Your little one will be ready for two naps a day when they are between six and eight months of age.

What are the signs that your baby is ready to drop nap three?

  • They have begun to fight nap three by taking a very long time to fall asleep or not napping at all
  • They are suddenly taking an unusually long time to fall asleep at bedtime
  • A night waking issue pops up out of nowhere

How do you make the transition as easy as possible?

To be honest, this is the easiest nap change. Most babies phase the third nap out on their own.

If this doesn’t happen for you, it’s often because nap two is too early (around noon). Pushing it later (closer to 1:00 p.m.) not only helps your baby get through the rest of the afternoon without a third nap, but it often increases the duration of the second nap.
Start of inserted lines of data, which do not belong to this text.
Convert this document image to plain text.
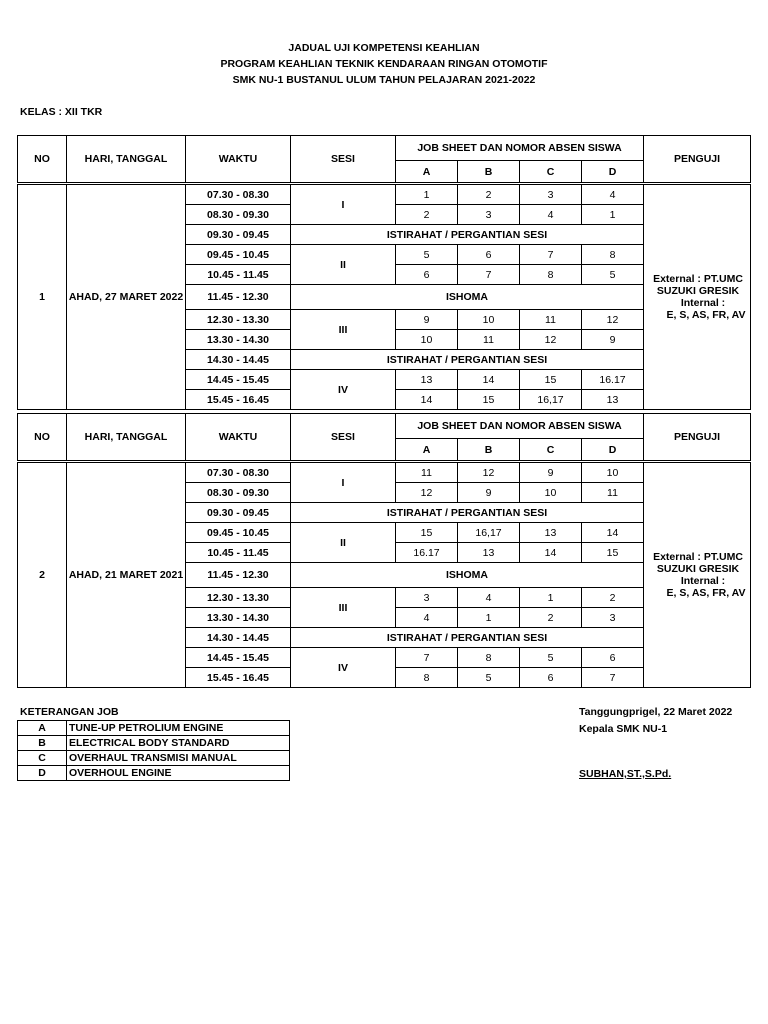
JADUAL UJI KOMPETENSI KEAHLIAN
PROGRAM KEAHLIAN TEKNIK KENDARAAN RINGAN OTOMOTIF
SMK NU-1 BUSTANUL ULUM TAHUN PELAJARAN 2021-2022
KELAS : XII TKR
NO	HARI, TANGGAL	WAKTU	SESI	JOB SHEET DAN NOMOR ABSEN SISWA				PENGUJI
				A	B	C	D	
1	AHAD, 27 MARET 2022	07.30 - 08.30	I	1	2	3	4	External : PT.UMC
SUZUKI GRESIK
Internal :
E, S, AS, FR, AV

		08.30 - 09.30		2	3	4	1	
		09.30 - 09.45	ISTIRAHAT / PERGANTIAN SESI					
		09.45 - 10.45	II	5	6	7	8	
		10.45 - 11.45		6	7	8	5	
		11.45 - 12.30	ISHOMA					
		12.30 - 13.30	III	9	10	11	12	
		13.30 - 14.30		10	11	12	9	
		14.30 - 14.45	ISTIRAHAT / PERGANTIAN SESI					
		14.45 - 15.45	IV	13	14	15	16.17	
		15.45 - 16.45		14	15	16,17	13	
NO	HARI, TANGGAL	WAKTU	SESI	JOB SHEET DAN NOMOR ABSEN SISWA				PENGUJI
				A	B	C	D	
2	AHAD, 21 MARET 2021	07.30 - 08.30	I	11	12	9	10	External : PT.UMC
SUZUKI GRESIK
Internal :
E, S, AS, FR, AV

		08.30 - 09.30		12	9	10	11	
		09.30 - 09.45	ISTIRAHAT / PERGANTIAN SESI					
		09.45 - 10.45	II	15	16,17	13	14	
		10.45 - 11.45		16.17	13	14	15	
		11.45 - 12.30	ISHOMA					
		12.30 - 13.30	III	3	4	1	2	
		13.30 - 14.30		4	1	2	3	
		14.30 - 14.45	ISTIRAHAT / PERGANTIAN SESI					
		14.45 - 15.45	IV	7	8	5	6	
		15.45 - 16.45		8	5	6	7	
KETERANGAN JOB
A	TUNE-UP PETROLIUM ENGINE
B	ELECTRICAL BODY STANDARD
C	OVERHAUL TRANSMISI MANUAL
D	OVERHOUL ENGINE
Tanggungprigel, 22 Maret 2022
Kepala SMK NU-1
SUBHAN,ST.,S.Pd.
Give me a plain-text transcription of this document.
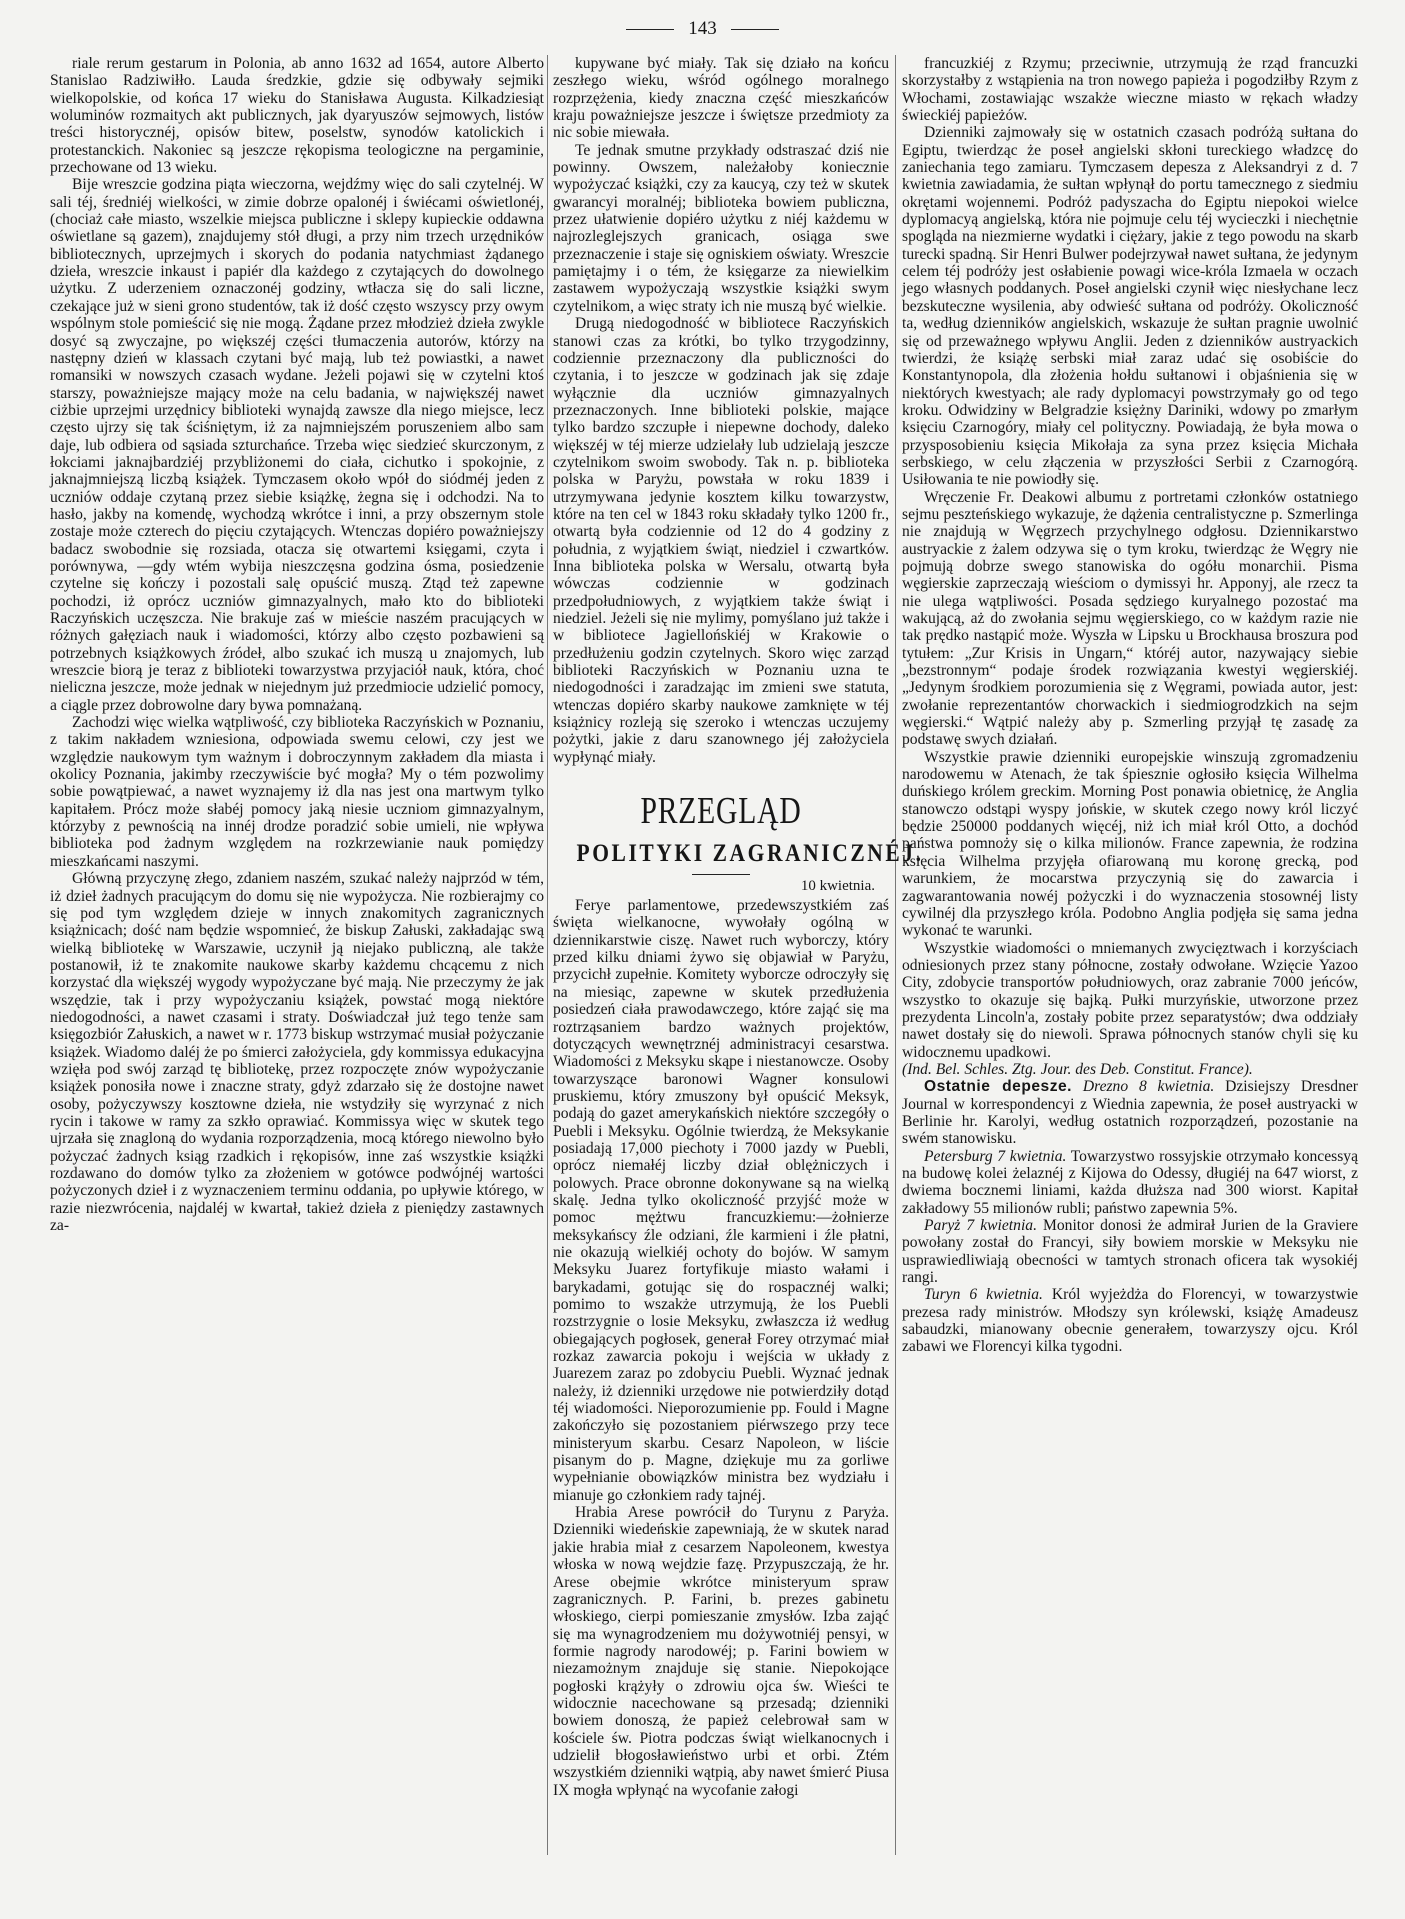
143

riale rerum gestarum in Polonia, ab anno 1632 ad 1654, autore Alberto Stanislao Radziwiłło. Lauda średzkie, gdzie się odbywały sejmiki wielkopolskie, od końca 17 wieku do Stanisława Augusta. Kilkadziesiąt woluminów rozmaitych akt publicznych, jak dyaryuszów sejmowych, listów treści historycznéj, opisów bitew, poselstw, synodów katolickich i protestanckich. Nakoniec są jeszcze rękopisma teologiczne na pergaminie, przechowane od 13 wieku.

Bije wreszcie godzina piąta wieczorna, wejdźmy więc do sali czytelnéj. W sali téj, średniéj wielkości, w zimie dobrze opalonéj i świécami oświetlonéj, (chociaż całe miasto, wszelkie miejsca publiczne i sklepy kupieckie oddawna oświetlane są gazem), znajdujemy stół długi, a przy nim trzech urzędników bibliotecznych, uprzejmych i skorych do podania natychmiast żądanego dzieła, wreszcie inkaust i papiér dla każdego z czytających do dowolnego użytku. Z uderzeniem oznaczonéj godziny, wtłacza się do sali liczne, czekające już w sieni grono studentów, tak iż dość często wszyscy przy owym wspólnym stole pomieścić się nie mogą. Żądane przez młodzież dzieła zwykle dosyć są zwyczajne, po większéj części tłumaczenia autorów, którzy na następny dzień w klassach czytani być mają, lub też powiastki, a nawet romansiki w nowszych czasach wydane. Jeżeli pojawi się w czytelni ktoś starszy, poważniejsze mający może na celu badania, w największéj nawet ciżbie uprzejmi urzędnicy biblioteki wynajdą zawsze dla niego miejsce, lecz często ujrzy się tak ściśniętym, iż za najmniejszém poruszeniem albo sam daje, lub odbiera od sąsiada szturchańce. Trzeba więc siedzieć skurczonym, z łokciami jaknajbardziéj przybliżonemi do ciała, cichutko i spokojnie, z jaknajmniejszą liczbą książek. Tymczasem około wpół do siódméj jeden z uczniów oddaje czytaną przez siebie książkę, żegna się i odchodzi. Na to hasło, jakby na komendę, wychodzą wkrótce i inni, a przy obszernym stole zostaje może czterech do pięciu czytających. Wtenczas dopiéro poważniejszy badacz swobodnie się rozsiada, otacza się otwartemi księgami, czyta i porównywa, —gdy wtém wybija nieszczęsna godzina ósma, posiedzenie czytelne się kończy i pozostali salę opuścić muszą. Ztąd też zapewne pochodzi, iż oprócz uczniów gimnazyalnych, mało kto do biblioteki Raczyńskich uczęszcza. Nie brakuje zaś w mieście naszém pracujących w różnych gałęziach nauk i wiadomości, którzy albo często pozbawieni są potrzebnych książkowych źródeł, albo szukać ich muszą u znajomych, lub wreszcie biorą je teraz z biblioteki towarzystwa przyjaciół nauk, która, choć nieliczna jeszcze, może jednak w niejednym już przedmiocie udzielić pomocy, a ciągle przez dobrowolne dary bywa pomnażaną.

Zachodzi więc wielka wątpliwość, czy biblioteka Raczyńskich w Poznaniu, z takim nakładem wzniesiona, odpowiada swemu celowi, czy jest we względzie naukowym tym ważnym i dobroczynnym zakładem dla miasta i okolicy Poznania, jakimby rzeczywiście być mogła? My o tém pozwolimy sobie powątpiewać, a nawet wyznajemy iż dla nas jest ona martwym tylko kapitałem. Prócz może słabéj pomocy jaką niesie uczniom gimnazyalnym, którzyby z pewnością na innéj drodze poradzić sobie umieli, nie wpływa biblioteka pod żadnym względem na rozkrzewianie nauk pomiędzy mieszkańcami naszymi.

Główną przyczynę złego, zdaniem naszém, szukać należy najprzód w tém, iż dzieł żadnych pracującym do domu się nie wypożycza. Nie rozbierajmy co się pod tym względem dzieje w innych znakomitych zagranicznych książnicach; dość nam będzie wspomnieć, że biskup Załuski, zakładając swą wielką bibliotekę w Warszawie, uczynił ją niejako publiczną, ale także postanowił, iż te znakomite naukowe skarby każdemu chcącemu z nich korzystać dla większéj wygody wypożyczane być mają. Nie przeczymy że jak wszędzie, tak i przy wypożyczaniu książek, powstać mogą niektóre niedogodności, a nawet czasami i straty. Doświadczał już tego tenże sam księgozbiór Załuskich, a nawet w r. 1773 biskup wstrzymać musiał pożyczanie książek. Wiadomo daléj że po śmierci założyciela, gdy kommissya edukacyjna wzięła pod swój zarząd tę bibliotekę, przez rozpoczęte znów wypożyczanie książek ponosiła nowe i znaczne straty, gdyż zdarzało się że dostojne nawet osoby, pożyczywszy kosztowne dzieła, nie wstydziły się wyrzynać z nich rycin i takowe w ramy za szkło oprawiać. Kommissya więc w skutek tego ujrzała się znagloną do wydania rozporządzenia, mocą którego niewolno było pożyczać żadnych ksiąg rzadkich i rękopisów, inne zaś wszystkie książki rozdawano do domów tylko za złożeniem w gotówce podwójnéj wartości pożyczonych dzieł i z wyznaczeniem terminu oddania, po upływie którego, w razie niezwrócenia, najdaléj w kwartał, takież dzieła z pieniędzy zastawnych za-

kupywane być miały. Tak się działo na końcu zeszłego wieku, wśród ogólnego moralnego rozprzężenia, kiedy znaczna część mieszkańców kraju poważniejsze jeszcze i świętsze przedmioty za nic sobie miewała.

Te jednak smutne przykłady odstraszać dziś nie powinny. Owszem, należałoby koniecznie wypożyczać książki, czy za kaucyą, czy też w skutek gwarancyi moralnéj; biblioteka bowiem publiczna, przez ułatwienie dopiéro użytku z niéj każdemu w najrozleglejszych granicach, osiąga swe przeznaczenie i staje się ogniskiem oświaty. Wreszcie pamiętajmy i o tém, że księgarze za niewielkim zastawem wypożyczają wszystkie książki swym czytelnikom, a więc straty ich nie muszą być wielkie.

Drugą niedogodność w bibliotece Raczyńskich stanowi czas za krótki, bo tylko trzygodzinny, codziennie przeznaczony dla publiczności do czytania, i to jeszcze w godzinach jak się zdaje wyłącznie dla uczniów gimnazyalnych przeznaczonych. Inne biblioteki polskie, mające tylko bardzo szczupłe i niepewne dochody, daleko większéj w téj mierze udzielały lub udzielają jeszcze czytelnikom swoim swobody. Tak n. p. biblioteka polska w Paryżu, powstała w roku 1839 i utrzymywana jedynie kosztem kilku towarzystw, które na ten cel w 1843 roku składały tylko 1200 fr., otwartą była codziennie od 12 do 4 godziny z południa, z wyjątkiem świąt, niedziel i czwartków. Inna biblioteka polska w Wersalu, otwartą była wówczas codziennie w godzinach przedpołudniowych, z wyjątkiem także świąt i niedziel. Jeżeli się nie mylimy, pomyślano już także i w bibliotece Jagiellońskiéj w Krakowie o przedłużeniu godzin czytelnych. Skoro więc zarząd biblioteki Raczyńskich w Poznaniu uzna te niedogodności i zaradzając im zmieni swe statuta, wtenczas dopiéro skarby naukowe zamknięte w téj książnicy rozleją się szeroko i wtenczas uczujemy pożytki, jakie z daru szanownego jéj założyciela wypłynąć miały.

PRZEGLĄD
POLITYKI ZAGRANICZNÉJ.
10 kwietnia.

Ferye parlamentowe, przedewszystkiém zaś święta wielkanocne, wywołały ogólną w dziennikarstwie ciszę. Nawet ruch wyborczy, który przed kilku dniami żywo się objawiał w Paryżu, przycichł zupełnie. Komitety wyborcze odroczyły się na miesiąc, zapewne w skutek przedłużenia posiedzeń ciała prawodawczego, które zająć się ma roztrząsaniem bardzo ważnych projektów, dotyczących wewnętrznéj administracyi cesarstwa. Wiadomości z Meksyku skąpe i niestanowcze. Osoby towarzyszące baronowi Wagner konsulowi pruskiemu, który zmuszony był opuścić Meksyk, podają do gazet amerykańskich niektóre szczegóły o Puebli i Meksyku. Ogólnie twierdzą, że Meksykanie posiadają 17,000 piechoty i 7000 jazdy w Puebli, oprócz niemałéj liczby dział oblężniczych i polowych. Prace obronne dokonywane są na wielką skalę. Jedna tylko okoliczność przyjść może w pomoc mężtwu francuzkiemu:—żołnierze meksykańscy źle odziani, źle karmieni i źle płatni, nie okazują wielkiéj ochoty do bojów. W samym Meksyku Juarez fortyfikuje miasto wałami i barykadami, gotując się do rospacznéj walki; pomimo to wszakże utrzymują, że los Puebli rozstrzygnie o losie Meksyku, zwłaszcza iż według obiegających pogłosek, generał Forey otrzymać miał rozkaz zawarcia pokoju i wejścia w układy z Juarezem zaraz po zdobyciu Puebli. Wyznać jednak należy, iż dzienniki urzędowe nie potwierdziły dotąd téj wiadomości. Nieporozumienie pp. Fould i Magne zakończyło się pozostaniem piérwszego przy tece ministeryum skarbu. Cesarz Napoleon, w liście pisanym do p. Magne, dziękuje mu za gorliwe wypełnianie obowiązków ministra bez wydziału i mianuje go członkiem rady tajnéj.

Hrabia Arese powrócił do Turynu z Paryża. Dzienniki wiedeńskie zapewniają, że w skutek narad jakie hrabia miał z cesarzem Napoleonem, kwestya włoska w nową wejdzie fazę. Przypuszczają, że hr. Arese obejmie wkrótce ministeryum spraw zagranicznych. P. Farini, b. prezes gabinetu włoskiego, cierpi pomieszanie zmysłów. Izba zająć się ma wynagrodzeniem mu dożywotniéj pensyi, w formie nagrody narodowéj; p. Farini bowiem w niezamożnym znajduje się stanie. Niepokojące pogłoski krążyły o zdrowiu ojca św. Wieści te widocznie nacechowane są przesadą; dzienniki bowiem donoszą, że papież celebrował sam w kościele św. Piotra podczas świąt wielkanocnych i udzielił błogosławieństwo urbi et orbi. Ztém wszystkiém dzienniki wątpią, aby nawet śmierć Piusa IX mogła wpłynąć na wycofanie załogi

francuzkiéj z Rzymu; przeciwnie, utrzymują że rząd francuzki skorzystałby z wstąpienia na tron nowego papieża i pogodziłby Rzym z Włochami, zostawiając wszakże wieczne miasto w rękach władzy świeckiéj papieżów.

Dzienniki zajmowały się w ostatnich czasach podróżą sułtana do Egiptu, twierdząc że poseł angielski skłoni tureckiego władzcę do zaniechania tego zamiaru. Tymczasem depesza z Aleksandryi z d. 7 kwietnia zawiadamia, że sułtan wpłynął do portu tamecznego z siedmiu okrętami wojennemi. Podróż padyszacha do Egiptu niepokoi wielce dyplomacyą angielską, która nie pojmuje celu téj wycieczki i niechętnie spogląda na niezmierne wydatki i ciężary, jakie z tego powodu na skarb turecki spadną. Sir Henri Bulwer podejrzywał nawet sułtana, że jedynym celem téj podróży jest osłabienie powagi wice-króla Izmaela w oczach jego własnych poddanych. Poseł angielski czynił więc niesłychane lecz bezskuteczne wysilenia, aby odwieść sułtana od podróży. Okoliczność ta, według dzienników angielskich, wskazuje że sułtan pragnie uwolnić się od przeważnego wpływu Anglii. Jeden z dzienników austryackich twierdzi, że książę serbski miał zaraz udać się osobiście do Konstantynopola, dla złożenia hołdu sułtanowi i objaśnienia się w niektórych kwestyach; ale rady dyplomacyi powstrzymały go od tego kroku. Odwidziny w Belgradzie księżny Dariniki, wdowy po zmarłym księciu Czarnogóry, miały cel polityczny. Powiadają, że była mowa o przysposobieniu księcia Mikołaja za syna przez księcia Michała serbskiego, w celu złączenia w przyszłości Serbii z Czarnogórą. Usiłowania te nie powiodły się.

Wręczenie Fr. Deakowi albumu z portretami członków ostatniego sejmu peszteńskiego wykazuje, że dążenia centralistyczne p. Szmerlinga nie znajdują w Węgrzech przychylnego odgłosu. Dziennikarstwo austryackie z żalem odzywa się o tym kroku, twierdząc że Węgry nie pojmują dobrze swego stanowiska do ogółu monarchii. Pisma węgierskie zaprzeczają wieściom o dymissyi hr. Apponyj, ale rzecz ta nie ulega wątpliwości. Posada sędziego kuryalnego pozostać ma wakującą, aż do zwołania sejmu węgierskiego, co w każdym razie nie tak prędko nastąpić może. Wyszła w Lipsku u Brockhausa broszura pod tytułem: „Zur Krisis in Ungarn,“ któréj autor, nazywający siebie „bezstronnym“ podaje środek rozwiązania kwestyi węgierskiéj. „Jedynym środkiem porozumienia się z Węgrami, powiada autor, jest: zwołanie reprezentantów chorwackich i siedmiogrodzkich na sejm węgierski.“ Wątpić należy aby p. Szmerling przyjął tę zasadę za podstawę swych działań.

Wszystkie prawie dzienniki europejskie winszują zgromadzeniu narodowemu w Atenach, że tak śpiesznie ogłosiło księcia Wilhelma duńskiego królem greckim. Morning Post ponawia obietnicę, że Anglia stanowczo odstąpi wyspy jońskie, w skutek czego nowy król liczyć będzie 250000 poddanych więcéj, niż ich miał król Otto, a dochód państwa pomnoży się o kilka milionów. France zapewnia, że rodzina księcia Wilhelma przyjęła ofiarowaną mu koronę grecką, pod warunkiem, że mocarstwa przyczynią się do zawarcia i zagwarantowania nowéj pożyczki i do wyznaczenia stosownéj listy cywilnéj dla przyszłego króla. Podobno Anglia podjęła się sama jedna wykonać te warunki.

Wszystkie wiadomości o mniemanych zwycięztwach i korzyściach odniesionych przez stany północne, zostały odwołane. Wzięcie Yazoo City, zdobycie transportów południowych, oraz zabranie 7000 jeńców, wszystko to okazuje się bajką. Pułki murzyńskie, utworzone przez prezydenta Lincoln'a, zostały pobite przez separatystów; dwa oddziały nawet dostały się do niewoli. Sprawa północnych stanów chyli się ku widocznemu upadkowi.

(Ind. Bel. Schles. Ztg. Jour. des Deb. Constitut. France).

Ostatnie depesze. Drezno 8 kwietnia. Dzisiejszy Dresdner Journal w korrespondencyi z Wiednia zapewnia, że poseł austryacki w Berlinie hr. Karolyi, według ostatnich rozporządzeń, pozostanie na swém stanowisku.

Petersburg 7 kwietnia. Towarzystwo rossyjskie otrzymało koncessyą na budowę kolei żelaznéj z Kijowa do Odessy, długiéj na 647 wiorst, z dwiema bocznemi liniami, każda dłuższa nad 300 wiorst. Kapitał zakładowy 55 milionów rubli; państwo zapewnia 5%.

Paryż 7 kwietnia. Monitor donosi że admirał Jurien de la Graviere powołany został do Francyi, siły bowiem morskie w Meksyku nie usprawiedliwiają obecności w tamtych stronach oficera tak wysokiéj rangi.

Turyn 6 kwietnia. Król wyjeżdża do Florencyi, w towarzystwie prezesa rady ministrów. Młodszy syn królewski, książę Amadeusz sabaudzki, mianowany obecnie generałem, towarzyszy ojcu. Król zabawi we Florencyi kilka tygodni.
A late afternoon walk or playing outside in the sunshine can also help your little one get to bedtime without falling asleep late in the afternoon (as long as they’re not falling asleep in the stroller).

Once they are no longer taking a third nap, you may need to temporarily put them down to bed earlier to prevent them from becoming overtired.

Even if you do all of these things, any change to your child’s sleep schedule can throw things off for a while. Do not worry. You are doing all of the right things. Just stay consistent, and their naps will lengthen, they will go down easily again, and now you’ll only have to get them down for two naps a day!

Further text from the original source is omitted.